Der Fokus liegt vor allem auf der nationalistisch-konservativen Partei Recht und Gerechtigkeit (PiS) und ihrer umstrittenen anti-europäischen Linie. Bereits jetzt ist klar, dass der Wahlkampf auf dem polnischen Land entschieden wird: Dort lebt vierzig Prozent der Bevölkerung.
Die Wahlen werden bereits als ein Kampf um die Seele Polens betrachtet, bei dem die zentrale Frage ist, ob die PiS-Regierung nach neun Jahren an der Macht ihre Position halten kann, gegebenenfalls mit Unterstützung rechter Koalitionspartner. Die jüngsten Umfragen zeigen ein Kopf-an-Kopf-Rennen zwischen der PiS und der liberalen Koalition unter Führung des ehemaligen EU-Präsidenten Donald Tusk, die nur wenige Prozentpunkte hinter der Regierungspartei liegt.

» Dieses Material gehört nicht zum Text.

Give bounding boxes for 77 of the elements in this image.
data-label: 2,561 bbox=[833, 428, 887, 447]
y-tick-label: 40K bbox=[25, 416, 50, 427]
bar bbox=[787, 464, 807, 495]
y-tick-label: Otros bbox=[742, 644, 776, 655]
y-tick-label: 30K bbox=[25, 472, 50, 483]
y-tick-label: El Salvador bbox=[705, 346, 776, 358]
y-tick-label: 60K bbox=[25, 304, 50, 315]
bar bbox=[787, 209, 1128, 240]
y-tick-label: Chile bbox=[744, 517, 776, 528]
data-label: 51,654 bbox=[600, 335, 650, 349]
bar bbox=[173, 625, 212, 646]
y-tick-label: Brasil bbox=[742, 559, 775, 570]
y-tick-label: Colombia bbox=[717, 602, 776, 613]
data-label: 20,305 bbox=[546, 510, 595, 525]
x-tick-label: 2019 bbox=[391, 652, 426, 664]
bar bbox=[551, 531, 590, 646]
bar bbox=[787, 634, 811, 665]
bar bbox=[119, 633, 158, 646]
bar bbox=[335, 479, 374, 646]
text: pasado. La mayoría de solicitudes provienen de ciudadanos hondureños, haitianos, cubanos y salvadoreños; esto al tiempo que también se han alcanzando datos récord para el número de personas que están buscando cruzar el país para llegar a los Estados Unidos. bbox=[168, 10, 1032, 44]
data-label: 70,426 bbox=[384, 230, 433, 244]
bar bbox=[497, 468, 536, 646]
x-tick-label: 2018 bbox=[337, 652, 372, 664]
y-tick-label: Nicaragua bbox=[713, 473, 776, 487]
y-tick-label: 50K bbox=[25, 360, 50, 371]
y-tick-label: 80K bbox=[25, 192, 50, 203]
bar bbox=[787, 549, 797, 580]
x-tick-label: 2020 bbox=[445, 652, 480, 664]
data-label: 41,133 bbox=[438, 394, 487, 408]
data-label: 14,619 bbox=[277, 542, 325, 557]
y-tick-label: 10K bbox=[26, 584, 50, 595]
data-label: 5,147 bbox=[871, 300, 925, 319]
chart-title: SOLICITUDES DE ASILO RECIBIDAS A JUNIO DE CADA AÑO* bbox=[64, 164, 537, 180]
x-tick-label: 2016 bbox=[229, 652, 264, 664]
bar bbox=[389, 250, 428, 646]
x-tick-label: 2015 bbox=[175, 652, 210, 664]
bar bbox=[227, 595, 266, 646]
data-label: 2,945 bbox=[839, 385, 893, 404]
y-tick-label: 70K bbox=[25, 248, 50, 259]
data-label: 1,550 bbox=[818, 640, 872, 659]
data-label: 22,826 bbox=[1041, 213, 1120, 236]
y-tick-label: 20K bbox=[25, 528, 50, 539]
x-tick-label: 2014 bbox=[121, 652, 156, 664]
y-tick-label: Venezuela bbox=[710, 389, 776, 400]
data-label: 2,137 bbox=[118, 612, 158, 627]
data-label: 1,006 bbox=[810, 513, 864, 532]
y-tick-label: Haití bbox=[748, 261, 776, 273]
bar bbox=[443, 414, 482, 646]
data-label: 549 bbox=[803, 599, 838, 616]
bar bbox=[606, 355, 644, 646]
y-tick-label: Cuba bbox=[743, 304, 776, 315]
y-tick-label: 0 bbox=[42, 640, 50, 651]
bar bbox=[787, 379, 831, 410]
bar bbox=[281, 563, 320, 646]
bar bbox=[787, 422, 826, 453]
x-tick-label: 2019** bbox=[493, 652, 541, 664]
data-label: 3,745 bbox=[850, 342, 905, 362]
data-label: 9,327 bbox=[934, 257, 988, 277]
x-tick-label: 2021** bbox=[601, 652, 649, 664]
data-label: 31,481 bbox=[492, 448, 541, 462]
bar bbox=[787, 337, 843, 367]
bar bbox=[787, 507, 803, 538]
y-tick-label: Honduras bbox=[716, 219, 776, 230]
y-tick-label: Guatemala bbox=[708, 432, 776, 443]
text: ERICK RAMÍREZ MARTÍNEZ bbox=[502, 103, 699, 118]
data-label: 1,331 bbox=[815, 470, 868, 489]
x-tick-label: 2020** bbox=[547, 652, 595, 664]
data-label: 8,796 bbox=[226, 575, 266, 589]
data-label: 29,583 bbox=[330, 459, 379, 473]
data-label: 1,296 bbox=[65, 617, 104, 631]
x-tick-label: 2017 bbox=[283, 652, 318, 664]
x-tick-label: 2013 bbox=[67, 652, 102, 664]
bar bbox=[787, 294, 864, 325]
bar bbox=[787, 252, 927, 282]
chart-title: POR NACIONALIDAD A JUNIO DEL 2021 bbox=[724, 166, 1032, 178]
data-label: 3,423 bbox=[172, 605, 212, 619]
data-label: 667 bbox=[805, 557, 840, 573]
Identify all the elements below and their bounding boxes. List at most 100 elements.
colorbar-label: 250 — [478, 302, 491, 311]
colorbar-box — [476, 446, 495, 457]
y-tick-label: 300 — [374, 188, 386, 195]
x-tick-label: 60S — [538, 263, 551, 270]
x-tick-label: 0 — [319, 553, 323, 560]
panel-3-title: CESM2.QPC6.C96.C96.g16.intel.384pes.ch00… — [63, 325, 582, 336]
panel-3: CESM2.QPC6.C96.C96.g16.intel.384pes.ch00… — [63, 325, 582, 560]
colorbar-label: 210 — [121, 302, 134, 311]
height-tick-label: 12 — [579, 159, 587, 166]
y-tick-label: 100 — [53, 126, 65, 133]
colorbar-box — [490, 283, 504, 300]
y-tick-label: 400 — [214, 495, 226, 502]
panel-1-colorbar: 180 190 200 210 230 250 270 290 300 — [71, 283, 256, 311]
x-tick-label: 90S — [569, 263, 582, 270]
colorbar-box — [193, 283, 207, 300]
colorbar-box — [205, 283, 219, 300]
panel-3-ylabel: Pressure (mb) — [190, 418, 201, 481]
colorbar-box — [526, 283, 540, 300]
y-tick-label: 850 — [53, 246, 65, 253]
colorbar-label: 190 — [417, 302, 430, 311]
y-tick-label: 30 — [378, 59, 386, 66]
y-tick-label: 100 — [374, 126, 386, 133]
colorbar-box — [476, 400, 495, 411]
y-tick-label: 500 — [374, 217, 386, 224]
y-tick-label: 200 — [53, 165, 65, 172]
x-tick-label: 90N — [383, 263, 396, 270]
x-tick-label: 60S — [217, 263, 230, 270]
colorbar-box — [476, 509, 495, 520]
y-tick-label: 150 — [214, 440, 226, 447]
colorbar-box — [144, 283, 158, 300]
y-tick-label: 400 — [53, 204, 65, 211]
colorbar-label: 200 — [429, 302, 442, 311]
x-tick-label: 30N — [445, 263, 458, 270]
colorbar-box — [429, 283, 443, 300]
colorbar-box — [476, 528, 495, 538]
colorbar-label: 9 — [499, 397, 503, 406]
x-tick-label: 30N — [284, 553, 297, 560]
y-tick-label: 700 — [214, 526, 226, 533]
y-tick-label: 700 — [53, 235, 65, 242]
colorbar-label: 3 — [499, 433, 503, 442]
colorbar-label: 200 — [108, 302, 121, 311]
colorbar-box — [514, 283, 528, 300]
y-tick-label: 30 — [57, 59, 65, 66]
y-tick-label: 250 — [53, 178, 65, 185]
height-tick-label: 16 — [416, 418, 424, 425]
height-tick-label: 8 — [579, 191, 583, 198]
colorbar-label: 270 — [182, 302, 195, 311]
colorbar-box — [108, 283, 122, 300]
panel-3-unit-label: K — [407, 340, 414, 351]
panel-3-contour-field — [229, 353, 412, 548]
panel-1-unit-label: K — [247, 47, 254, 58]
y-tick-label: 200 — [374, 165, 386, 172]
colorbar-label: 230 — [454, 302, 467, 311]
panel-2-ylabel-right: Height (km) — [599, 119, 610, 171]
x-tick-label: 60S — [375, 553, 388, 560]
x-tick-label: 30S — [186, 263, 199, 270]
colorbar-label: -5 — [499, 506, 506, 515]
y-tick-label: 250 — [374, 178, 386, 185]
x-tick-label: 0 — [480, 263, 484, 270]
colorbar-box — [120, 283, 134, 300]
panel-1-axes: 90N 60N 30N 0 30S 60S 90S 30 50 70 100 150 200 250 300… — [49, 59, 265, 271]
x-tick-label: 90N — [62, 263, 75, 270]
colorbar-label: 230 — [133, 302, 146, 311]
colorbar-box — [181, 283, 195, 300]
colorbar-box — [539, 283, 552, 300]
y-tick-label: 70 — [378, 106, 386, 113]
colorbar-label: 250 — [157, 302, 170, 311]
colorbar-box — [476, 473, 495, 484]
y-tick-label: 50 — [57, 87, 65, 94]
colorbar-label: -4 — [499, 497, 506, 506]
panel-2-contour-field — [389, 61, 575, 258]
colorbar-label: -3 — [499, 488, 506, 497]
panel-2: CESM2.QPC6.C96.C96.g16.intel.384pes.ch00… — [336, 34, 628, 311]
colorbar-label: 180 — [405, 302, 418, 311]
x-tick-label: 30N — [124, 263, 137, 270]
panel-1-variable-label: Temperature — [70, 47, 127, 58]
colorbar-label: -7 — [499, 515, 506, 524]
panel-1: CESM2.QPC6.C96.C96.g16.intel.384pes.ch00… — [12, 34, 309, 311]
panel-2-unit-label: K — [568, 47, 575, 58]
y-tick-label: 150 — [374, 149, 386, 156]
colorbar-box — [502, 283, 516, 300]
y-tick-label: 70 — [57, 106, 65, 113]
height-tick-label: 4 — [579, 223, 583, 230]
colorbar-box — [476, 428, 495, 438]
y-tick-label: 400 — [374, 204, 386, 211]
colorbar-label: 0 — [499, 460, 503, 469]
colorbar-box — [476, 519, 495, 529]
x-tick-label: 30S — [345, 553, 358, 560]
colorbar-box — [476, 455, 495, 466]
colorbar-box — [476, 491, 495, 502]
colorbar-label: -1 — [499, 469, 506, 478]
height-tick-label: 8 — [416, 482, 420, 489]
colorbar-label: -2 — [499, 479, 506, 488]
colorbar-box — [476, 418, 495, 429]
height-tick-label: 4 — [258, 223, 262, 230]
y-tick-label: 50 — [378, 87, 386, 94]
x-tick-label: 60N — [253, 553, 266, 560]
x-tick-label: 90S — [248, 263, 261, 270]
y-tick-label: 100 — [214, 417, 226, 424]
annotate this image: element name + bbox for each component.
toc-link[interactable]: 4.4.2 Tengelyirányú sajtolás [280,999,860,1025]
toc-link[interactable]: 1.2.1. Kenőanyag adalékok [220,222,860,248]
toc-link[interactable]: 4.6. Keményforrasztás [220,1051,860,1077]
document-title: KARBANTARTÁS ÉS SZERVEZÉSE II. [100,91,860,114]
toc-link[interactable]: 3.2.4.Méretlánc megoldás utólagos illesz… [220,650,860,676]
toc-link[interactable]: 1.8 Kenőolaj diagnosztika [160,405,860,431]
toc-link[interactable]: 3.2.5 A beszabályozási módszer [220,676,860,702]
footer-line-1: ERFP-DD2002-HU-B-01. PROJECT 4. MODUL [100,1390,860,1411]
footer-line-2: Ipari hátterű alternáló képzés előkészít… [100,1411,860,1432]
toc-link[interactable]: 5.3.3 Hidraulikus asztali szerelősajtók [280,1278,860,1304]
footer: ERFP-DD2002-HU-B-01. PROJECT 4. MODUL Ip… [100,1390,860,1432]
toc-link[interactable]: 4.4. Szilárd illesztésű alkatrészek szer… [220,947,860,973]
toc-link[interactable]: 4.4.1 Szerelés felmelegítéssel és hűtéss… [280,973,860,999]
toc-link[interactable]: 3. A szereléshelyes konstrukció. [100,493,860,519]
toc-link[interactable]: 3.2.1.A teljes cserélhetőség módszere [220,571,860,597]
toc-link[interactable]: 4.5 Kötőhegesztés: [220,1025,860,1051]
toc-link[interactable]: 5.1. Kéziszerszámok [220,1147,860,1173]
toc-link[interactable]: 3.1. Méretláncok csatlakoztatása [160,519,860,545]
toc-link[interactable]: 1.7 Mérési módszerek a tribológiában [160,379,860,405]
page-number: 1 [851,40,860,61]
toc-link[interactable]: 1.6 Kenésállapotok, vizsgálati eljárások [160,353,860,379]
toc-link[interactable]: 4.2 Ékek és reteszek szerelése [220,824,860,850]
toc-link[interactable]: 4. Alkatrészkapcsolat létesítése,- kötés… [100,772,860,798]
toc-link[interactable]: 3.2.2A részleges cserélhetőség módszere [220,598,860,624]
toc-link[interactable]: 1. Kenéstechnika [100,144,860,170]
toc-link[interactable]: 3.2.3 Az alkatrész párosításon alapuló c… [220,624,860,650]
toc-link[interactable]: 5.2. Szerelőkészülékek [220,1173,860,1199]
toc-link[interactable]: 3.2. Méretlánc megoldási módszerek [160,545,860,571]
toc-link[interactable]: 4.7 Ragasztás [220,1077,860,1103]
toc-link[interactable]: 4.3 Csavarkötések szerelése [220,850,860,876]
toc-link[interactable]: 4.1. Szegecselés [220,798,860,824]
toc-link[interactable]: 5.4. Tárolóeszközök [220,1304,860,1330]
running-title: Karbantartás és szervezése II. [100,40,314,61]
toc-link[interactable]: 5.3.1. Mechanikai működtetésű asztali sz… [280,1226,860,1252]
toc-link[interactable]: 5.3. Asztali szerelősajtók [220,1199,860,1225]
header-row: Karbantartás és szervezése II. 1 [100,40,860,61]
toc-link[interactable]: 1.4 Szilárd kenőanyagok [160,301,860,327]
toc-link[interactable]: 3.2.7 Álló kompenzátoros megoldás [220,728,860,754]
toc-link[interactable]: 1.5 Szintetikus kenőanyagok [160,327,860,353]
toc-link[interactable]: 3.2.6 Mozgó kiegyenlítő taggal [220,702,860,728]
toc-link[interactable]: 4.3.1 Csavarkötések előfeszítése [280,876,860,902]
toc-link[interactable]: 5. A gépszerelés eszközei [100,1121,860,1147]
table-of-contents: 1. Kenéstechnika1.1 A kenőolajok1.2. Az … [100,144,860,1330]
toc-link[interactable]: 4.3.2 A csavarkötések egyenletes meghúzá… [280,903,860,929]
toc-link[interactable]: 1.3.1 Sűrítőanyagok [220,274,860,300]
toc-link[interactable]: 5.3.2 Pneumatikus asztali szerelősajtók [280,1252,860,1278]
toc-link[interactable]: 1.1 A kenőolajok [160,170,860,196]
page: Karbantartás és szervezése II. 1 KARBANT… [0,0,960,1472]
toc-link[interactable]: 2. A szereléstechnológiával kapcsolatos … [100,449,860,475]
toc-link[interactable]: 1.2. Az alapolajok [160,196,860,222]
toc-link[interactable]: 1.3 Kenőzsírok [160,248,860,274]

Die Regierungspartei wird zusätzlich herausgefordert von einer aufstrebenden agrarisch orientierten konservativen Fraktion und von der neuen radikalen Bauernpartei Agrounia. Die agrarisch orientierten Konservativen haben Aufmerksamkeit erregt mit ihrem Versprechen, die traditionellen Werte und Bräuche des polnischen Landlebens zu bewahren und zu schützen und liegen aktuell bei etwa zehn Prozent; Agrounia bei einem Prozent.
Die PiS-Regierung hat in den vergangenen Jahren erheblich an Unterstützung auf dem Land verloren. Kritiker behaupten, dies liege weniger an Unzufriedenheit mit der von der EU gesteuerten Agrarpolitik (obwohl es daran auch viel Kritik gibt), sondern vor allem daran, dass die Partei ihre Bindungen an die römisch-katholische Kirche und die traditionellen Werte und Bräuche auf dem Land nicht ausreichend erhalten hat.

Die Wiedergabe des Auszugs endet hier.